An initial case was dismissed without making it to court. Another case filed in California asked for $5 million in damages. At the time, Goop called it a nuisance suit and said users might not have followed direction which specifically said not to burn the candle for more than 2 hours at a time. (Do most candles even come with directions? They’ve always seemed self-explanatory to me.) The candle case was filed in 2021 and has had little media mention since. My legal research skills were not up to the task of figuring out the current status of this suit.
Last year, when Gwyneth Paltrow herself was sued for wrongful skiing, we got treated to pretty hilarious courtroom footage of the plaintiff’s attorney trying to prove the actress was very good friends with Taylor Swift. (The lawyer’s reasoning was hard to follow but had something to do with the two famous blondes countersuing their accusers for $1.) Paltrow won that suit and presumably got her dollar.
Now there’s a new lawsuit against Goop for trademark violations. Good Clean Love (GCL) makes lube and feminine health products and has built a reputation on its all-natural, vagina-friendly offerings. The company was founded in 2003, a good five years before Gwyneth started Goop and began suggesting we steam our vaginas with mugroot (which sounds anything but vadge-friendly to me).
Goop now has a product line called “Good. Clean. Goop.” GCL believes this is a violation of its trademark and will confuse shoppers and retailers. The company is arguing that Goop is deliberately trading on its hard-earned reputation for safe products despite the fact that Goop’s products often contain harmful substances. The lawsuit claims this can simultaneously make Goop look better and GCL look worse. GCL also argues that it can’t compete with Goop’s reach and the inevitable confusion will hurt its future business prospects.
In my opinion, the most evidence in the lawsuit is that Goop had asked for samples of GCL products in the past to possibly sell on its site. This means that the Goop set was aware of the company, its products, and its name when they came up with something awfully similar. This may mean nothing in a court of law, but in the court of public opinion, it’s pretty sketchy.
Even sketchier, the lawsuit claims that the day after GCL sent a cease-and-desist letter to Goop regarding the “confusingly similar” mark, Goop “began to flood the market with announcements” of its products bearing its “Good. Clean. Goop.” mark which seems pretty dirty to me.

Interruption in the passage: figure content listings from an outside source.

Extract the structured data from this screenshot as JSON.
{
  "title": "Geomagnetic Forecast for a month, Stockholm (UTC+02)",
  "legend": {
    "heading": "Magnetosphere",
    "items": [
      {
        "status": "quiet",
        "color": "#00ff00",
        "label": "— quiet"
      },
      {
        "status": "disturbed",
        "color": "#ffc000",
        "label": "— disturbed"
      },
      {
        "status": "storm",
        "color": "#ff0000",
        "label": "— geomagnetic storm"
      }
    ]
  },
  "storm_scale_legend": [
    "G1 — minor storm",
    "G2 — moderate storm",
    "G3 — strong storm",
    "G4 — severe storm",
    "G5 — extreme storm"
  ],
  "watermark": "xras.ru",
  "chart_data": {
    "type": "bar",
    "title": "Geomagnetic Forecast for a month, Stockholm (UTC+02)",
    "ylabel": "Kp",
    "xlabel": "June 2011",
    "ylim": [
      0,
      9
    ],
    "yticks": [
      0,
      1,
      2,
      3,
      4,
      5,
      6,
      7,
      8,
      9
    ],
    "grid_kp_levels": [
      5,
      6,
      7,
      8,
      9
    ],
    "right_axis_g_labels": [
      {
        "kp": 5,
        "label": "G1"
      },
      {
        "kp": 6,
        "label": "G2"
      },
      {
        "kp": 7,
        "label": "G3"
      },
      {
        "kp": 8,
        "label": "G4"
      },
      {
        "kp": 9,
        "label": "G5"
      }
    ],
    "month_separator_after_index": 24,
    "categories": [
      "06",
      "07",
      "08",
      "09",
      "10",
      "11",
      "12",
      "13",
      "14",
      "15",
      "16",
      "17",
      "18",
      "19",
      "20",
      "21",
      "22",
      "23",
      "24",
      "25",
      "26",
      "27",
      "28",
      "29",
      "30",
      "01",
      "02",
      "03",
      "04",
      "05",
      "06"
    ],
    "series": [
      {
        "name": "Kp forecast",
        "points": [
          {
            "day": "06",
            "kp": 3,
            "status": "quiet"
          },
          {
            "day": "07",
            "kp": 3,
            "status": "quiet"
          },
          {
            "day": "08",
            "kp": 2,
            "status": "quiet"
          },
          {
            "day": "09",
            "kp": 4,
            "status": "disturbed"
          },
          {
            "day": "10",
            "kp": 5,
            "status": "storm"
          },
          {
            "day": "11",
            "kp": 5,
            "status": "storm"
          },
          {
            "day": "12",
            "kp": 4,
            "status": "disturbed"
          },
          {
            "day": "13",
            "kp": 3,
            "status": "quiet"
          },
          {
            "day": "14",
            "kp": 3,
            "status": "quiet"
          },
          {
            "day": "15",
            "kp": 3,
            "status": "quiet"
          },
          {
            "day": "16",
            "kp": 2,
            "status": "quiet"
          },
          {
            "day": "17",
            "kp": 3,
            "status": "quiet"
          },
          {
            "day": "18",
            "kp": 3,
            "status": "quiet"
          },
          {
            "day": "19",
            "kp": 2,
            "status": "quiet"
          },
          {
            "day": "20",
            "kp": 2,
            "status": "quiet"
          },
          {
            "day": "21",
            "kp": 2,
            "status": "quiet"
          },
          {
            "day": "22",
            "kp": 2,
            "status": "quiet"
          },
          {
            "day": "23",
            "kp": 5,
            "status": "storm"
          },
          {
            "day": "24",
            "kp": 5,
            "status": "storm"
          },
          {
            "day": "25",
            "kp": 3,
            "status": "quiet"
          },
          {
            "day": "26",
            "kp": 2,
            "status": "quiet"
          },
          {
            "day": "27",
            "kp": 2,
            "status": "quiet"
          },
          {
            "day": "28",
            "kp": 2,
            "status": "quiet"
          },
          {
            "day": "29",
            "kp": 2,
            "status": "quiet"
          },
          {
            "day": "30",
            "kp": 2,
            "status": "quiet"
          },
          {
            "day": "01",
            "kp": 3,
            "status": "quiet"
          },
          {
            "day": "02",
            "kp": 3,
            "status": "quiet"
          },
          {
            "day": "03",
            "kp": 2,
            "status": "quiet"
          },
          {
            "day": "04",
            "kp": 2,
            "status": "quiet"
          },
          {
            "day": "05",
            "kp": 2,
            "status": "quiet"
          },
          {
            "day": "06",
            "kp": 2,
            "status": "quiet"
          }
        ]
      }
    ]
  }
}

Gwyneth’s brand of sexual health has always worried me. The yonni eggs could cause infection, the vaginal sauna could cause burns, and the $15,000 gold vibrator could cause my head to explode. (Buy this one on Amazon and donate the other $14,895.01 to charity.)
Goop is clearly obsessed with vulvas and vaginas and yet when it comes to really talking about sex, its founder gets shy. She’s said she let her kids’ school do the sex educating. In an interview about a Goop-designed vibrator, Paltrow refused to say whether she’d ever used the sex toy or one like it. Oscar-winner Gwyneth Paltrow is entitled to her privacy around sex, but lifestyle guru Gwyneth—who puts herself out there as an expert in, well, everything—doesn’t get afforded that privilege.